A assinatura decorreu na sede daquela universidade, tendo Portugal sido representado pelo embaixador João Pedro Fins do Lago e pelo coordenador do Camões IP, Rainer Sousa. A UCV esteve representada pelo reitor Victor Rago Albujas e na cerimónia esteve também presente a vice-reitora, académica e luso-descendente Maria Fátima Garcês.

O protocolo vigorará até 31 de dezembro de 2026 e prevê a criação de um outro protocolo para potenciar o convénio atual, com apoio à docência, a iniciativas culturais e à reativação do Leitorado de Português naquela universidade que tem atualmente 250 estudantes de Língua Portuguesa.

“Hoje é um dia particularmente feliz e importante para a cultura portuguesa na Venezuela. Estamos na UCV, uma referência académica sem par em todo o país, para estender um protocolo de uma cooperação que dura há 31 anos, ao longo dos quais se foi fortalecendo, edificando e estendendo o ensino da língua portuguesa”, começou por explicar o embaixador luso.

João Pedro Fins do Lago precisou que a UCV tem 10 professores de língua portuguesa e que já formou mais de 2.000 diplomados em português, em tradução, interpretação e professores, “o que tem permitido a disseminação da (…) língua [portuguesa]”, aberto as portas no mercado de trabalho e promovido “uma cooperação muito estreita e muito importante entre Portugal e a Venezuela”.

“Este ensino crescente e expansão do português na Venezuela é algo de que a comunidade portuguesa na Venezuela se orgulha imenso. Há menos de quatro anos, havia cerca de 7.000 alunos de português na Venezuela. Hoje são mais de 15.500. Em menos de quatro anos, mais do que duplicou este crescimento (…). Ao fim destas três décadas começa-se efetivamente a ver os muitos frutos que esta árvore que um dia foi plantada está hoje a produzir em todo o país”, disse.

Por outro lado, o reitor Victor Rago Albujas explicou que a renovação do protocolo tem para a UCV “um valor considerável”, tendo ao longo de três décadas “representado uma colaboração frutífera, fecunda no contacto com a língua e a cultura portuguesa”.

“A universidade tem um departamento de língua portuguesa na escola de línguas modernas da Faculdade de Humanidades e Educação, mas o interesse pelo português transcende amplamente esse quadro institucional, porque a comunidade portuguesa no país é muito numerosa, está muito integrada e identificada com o país (…), representa um contributo fundamental no processo histórico de configuração da própria nacionalidade venezuelana”, disse.

Por outro lado, a vice-reitora Maria Fátima Garcês vincou a importância do português, “uma das línguas mais utilizadas naquela universidade, depois do inglês e do francês”.

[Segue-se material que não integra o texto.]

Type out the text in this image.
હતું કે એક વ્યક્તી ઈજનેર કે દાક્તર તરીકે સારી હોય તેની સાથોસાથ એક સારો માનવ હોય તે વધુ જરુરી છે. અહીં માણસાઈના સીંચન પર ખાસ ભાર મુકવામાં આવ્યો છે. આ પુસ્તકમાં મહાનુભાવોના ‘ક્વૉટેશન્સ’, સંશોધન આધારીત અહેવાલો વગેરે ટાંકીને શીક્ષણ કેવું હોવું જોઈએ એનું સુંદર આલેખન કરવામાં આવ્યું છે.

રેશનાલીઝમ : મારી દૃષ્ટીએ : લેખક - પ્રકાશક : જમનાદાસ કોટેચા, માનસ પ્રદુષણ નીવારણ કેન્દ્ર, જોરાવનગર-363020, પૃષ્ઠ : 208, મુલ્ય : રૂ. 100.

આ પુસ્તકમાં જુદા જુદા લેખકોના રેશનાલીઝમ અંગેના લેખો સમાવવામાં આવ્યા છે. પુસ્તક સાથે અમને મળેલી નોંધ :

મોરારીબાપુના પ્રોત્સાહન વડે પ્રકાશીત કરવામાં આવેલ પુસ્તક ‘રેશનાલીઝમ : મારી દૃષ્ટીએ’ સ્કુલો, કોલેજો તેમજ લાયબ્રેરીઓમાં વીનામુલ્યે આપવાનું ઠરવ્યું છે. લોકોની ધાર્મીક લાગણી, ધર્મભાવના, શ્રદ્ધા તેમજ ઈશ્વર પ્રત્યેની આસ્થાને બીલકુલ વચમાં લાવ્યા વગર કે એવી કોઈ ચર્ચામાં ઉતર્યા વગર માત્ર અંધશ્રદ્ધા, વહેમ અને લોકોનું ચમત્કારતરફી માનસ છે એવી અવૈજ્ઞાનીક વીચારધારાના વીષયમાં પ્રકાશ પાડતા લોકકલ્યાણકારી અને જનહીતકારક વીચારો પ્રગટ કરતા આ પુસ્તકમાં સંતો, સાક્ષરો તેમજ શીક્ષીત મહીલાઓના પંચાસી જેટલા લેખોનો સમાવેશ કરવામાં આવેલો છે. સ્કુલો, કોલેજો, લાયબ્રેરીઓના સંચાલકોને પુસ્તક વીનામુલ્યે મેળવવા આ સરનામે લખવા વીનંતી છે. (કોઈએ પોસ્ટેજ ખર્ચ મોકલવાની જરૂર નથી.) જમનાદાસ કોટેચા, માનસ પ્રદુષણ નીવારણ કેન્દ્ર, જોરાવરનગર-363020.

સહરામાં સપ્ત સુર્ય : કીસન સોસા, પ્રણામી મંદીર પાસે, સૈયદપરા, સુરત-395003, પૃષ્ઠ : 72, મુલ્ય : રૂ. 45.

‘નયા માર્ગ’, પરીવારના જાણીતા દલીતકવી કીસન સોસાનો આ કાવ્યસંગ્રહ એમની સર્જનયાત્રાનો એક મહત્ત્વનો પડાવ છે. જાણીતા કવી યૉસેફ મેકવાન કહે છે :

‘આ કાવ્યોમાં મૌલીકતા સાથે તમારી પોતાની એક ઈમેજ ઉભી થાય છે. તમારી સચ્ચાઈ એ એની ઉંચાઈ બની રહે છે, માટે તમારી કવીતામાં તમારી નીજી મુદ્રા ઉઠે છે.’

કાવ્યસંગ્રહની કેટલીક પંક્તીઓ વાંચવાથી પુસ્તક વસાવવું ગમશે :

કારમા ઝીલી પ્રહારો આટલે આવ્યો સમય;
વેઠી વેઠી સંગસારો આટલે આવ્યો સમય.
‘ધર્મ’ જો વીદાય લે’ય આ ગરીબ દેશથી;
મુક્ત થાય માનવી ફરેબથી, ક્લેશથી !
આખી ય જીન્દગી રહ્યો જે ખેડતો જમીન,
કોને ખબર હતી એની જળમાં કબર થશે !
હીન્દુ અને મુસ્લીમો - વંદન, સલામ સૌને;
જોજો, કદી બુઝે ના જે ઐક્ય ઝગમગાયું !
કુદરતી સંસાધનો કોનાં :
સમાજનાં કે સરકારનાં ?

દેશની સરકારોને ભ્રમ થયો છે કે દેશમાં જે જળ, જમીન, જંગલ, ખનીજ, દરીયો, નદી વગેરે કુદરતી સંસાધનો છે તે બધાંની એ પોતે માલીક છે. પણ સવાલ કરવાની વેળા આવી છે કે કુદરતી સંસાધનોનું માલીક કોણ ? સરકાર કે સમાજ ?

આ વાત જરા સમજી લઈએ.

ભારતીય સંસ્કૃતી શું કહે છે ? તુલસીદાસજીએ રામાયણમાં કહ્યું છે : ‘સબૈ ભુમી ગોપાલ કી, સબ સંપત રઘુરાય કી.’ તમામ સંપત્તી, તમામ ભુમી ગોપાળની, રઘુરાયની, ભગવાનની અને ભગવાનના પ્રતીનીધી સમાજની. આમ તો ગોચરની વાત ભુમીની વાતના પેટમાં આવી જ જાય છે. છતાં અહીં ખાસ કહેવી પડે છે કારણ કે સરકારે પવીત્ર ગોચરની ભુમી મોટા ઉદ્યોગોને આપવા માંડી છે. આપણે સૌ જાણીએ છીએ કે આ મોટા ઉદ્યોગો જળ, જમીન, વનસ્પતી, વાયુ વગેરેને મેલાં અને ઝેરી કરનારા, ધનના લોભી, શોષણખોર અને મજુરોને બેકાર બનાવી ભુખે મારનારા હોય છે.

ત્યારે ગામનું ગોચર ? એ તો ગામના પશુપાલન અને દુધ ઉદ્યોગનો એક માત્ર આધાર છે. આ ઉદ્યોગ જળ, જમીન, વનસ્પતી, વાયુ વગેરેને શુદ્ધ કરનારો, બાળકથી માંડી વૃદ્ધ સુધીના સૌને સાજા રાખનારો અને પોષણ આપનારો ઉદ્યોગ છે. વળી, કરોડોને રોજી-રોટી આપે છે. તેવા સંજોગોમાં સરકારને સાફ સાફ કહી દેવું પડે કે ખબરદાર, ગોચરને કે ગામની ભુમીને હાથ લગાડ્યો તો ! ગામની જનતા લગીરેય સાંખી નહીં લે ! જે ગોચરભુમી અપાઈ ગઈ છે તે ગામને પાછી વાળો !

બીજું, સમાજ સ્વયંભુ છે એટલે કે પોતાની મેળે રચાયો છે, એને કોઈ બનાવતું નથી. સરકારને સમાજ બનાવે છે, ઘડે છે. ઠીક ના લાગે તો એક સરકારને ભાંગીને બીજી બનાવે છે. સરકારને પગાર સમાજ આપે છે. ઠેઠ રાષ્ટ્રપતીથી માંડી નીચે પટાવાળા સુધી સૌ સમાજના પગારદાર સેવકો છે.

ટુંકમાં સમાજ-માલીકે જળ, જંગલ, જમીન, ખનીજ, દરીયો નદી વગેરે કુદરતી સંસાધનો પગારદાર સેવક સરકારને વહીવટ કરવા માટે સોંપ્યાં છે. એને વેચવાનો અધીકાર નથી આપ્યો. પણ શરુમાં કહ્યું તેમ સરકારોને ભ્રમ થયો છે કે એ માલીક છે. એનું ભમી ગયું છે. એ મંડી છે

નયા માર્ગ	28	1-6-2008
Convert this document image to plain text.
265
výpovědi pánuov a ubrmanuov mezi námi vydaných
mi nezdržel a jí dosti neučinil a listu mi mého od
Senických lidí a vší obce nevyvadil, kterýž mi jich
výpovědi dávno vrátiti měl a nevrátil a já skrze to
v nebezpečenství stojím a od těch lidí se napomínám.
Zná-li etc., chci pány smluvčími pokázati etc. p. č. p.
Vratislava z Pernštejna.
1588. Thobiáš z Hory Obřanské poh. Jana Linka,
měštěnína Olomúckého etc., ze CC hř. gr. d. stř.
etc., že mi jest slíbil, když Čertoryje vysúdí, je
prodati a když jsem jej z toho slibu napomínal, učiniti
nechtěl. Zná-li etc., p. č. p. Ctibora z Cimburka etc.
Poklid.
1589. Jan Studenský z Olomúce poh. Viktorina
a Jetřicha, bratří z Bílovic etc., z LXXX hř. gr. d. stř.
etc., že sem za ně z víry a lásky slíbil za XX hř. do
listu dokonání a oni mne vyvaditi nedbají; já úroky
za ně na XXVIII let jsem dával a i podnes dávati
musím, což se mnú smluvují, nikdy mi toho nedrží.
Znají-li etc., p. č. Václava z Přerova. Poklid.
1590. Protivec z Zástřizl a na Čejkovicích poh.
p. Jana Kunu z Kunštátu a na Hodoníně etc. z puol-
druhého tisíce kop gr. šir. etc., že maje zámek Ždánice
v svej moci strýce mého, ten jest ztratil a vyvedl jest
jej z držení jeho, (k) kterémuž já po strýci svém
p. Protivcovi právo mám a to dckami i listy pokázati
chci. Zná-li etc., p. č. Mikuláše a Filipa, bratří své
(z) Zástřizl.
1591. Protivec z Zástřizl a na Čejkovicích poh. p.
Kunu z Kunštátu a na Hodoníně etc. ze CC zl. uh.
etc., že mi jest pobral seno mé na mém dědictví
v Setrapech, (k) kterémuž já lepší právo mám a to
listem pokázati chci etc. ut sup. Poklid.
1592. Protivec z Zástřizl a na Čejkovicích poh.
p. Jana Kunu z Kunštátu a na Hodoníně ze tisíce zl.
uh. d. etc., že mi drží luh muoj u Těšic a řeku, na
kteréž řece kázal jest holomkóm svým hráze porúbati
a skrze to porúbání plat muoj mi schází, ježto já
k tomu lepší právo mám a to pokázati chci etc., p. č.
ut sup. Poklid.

“Novos projetos surgem com este acordo, porque não queremos apenas apoiar a língua portuguesa, mas também a cultura. É importante, além disso, atualizar-se num contexto nacional onde a comunidade luso-venezuelana é bastante grande”, disse.

Explicou ainda que a UCV foi das primeiras universidades a colaborar com Portugal.

“Esperamos estreitar ainda mais os laços com Portugal e também assinar acordos com universidades portuguesas para promover o intercâmbio de estudantes de língua portuguesa com Portugal. E vice-versa, que estudantes portugueses que estudam espanhol venham para a nossa escola de idiomas”, disse.